A quasi-potential flow formulation for the prediction of the effect of the circulation on the acoustic shielding from a lifting body by means of a finite element method
Regular paper
University of Southampton - ISVR
Monday 1 june, 2015, 14:40 - 15:00
0.7 Lisbon (47)
Abstract:
This paper presents a new simplified approach for the prediction of the
acoustic
shielding from lifting bodies by means of a finite element method. It extends
a
method already validated for aerodynamic applications to Aeroacoustics on the
basis
of the small perturbation expansion. A numerical model to represent the effect
of
the circulation developed by a slender body on the noise radiation in an
unbounded
domain is provided. A quasi-potential flow formulation is adopted by
introducing a
simplified shear layer model: a frozen wake with finite thickness and extent.
The
effect of the sound diffraction in the wake region is accounted for by
applying the
continuity of pressure across the wake line in the aeroacoustic field.
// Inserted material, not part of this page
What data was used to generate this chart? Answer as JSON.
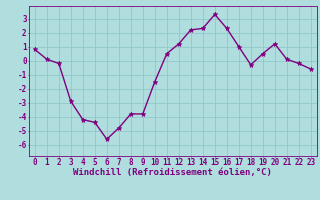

An
incompressible steady mean flow is considered and the Kutta condition is
applied to
overcome the singularity at the trailing edge. The circulation in the mean
flow is
predicted by reducing the potential solution to a single-valued problem. The
non-
uniform base flow is superimposed on the wave propagation and the linear
aeroacoustic problem is solved by means of the full acoustic potential
equation.
The finite element method is applied both to the solution of the base flow and
to
the acoustic radiation. The acoustic field scattered by a 2D airfoil from a
line
source in presence of a non-uniform base flow is predicted as a numerical
example
of the proposed model. The circulation modifies the extent of the acoustic
shielding by altering the wave propagation around the slender body, the wave
diffraction at the trailing edge and the refraction in the shear layer.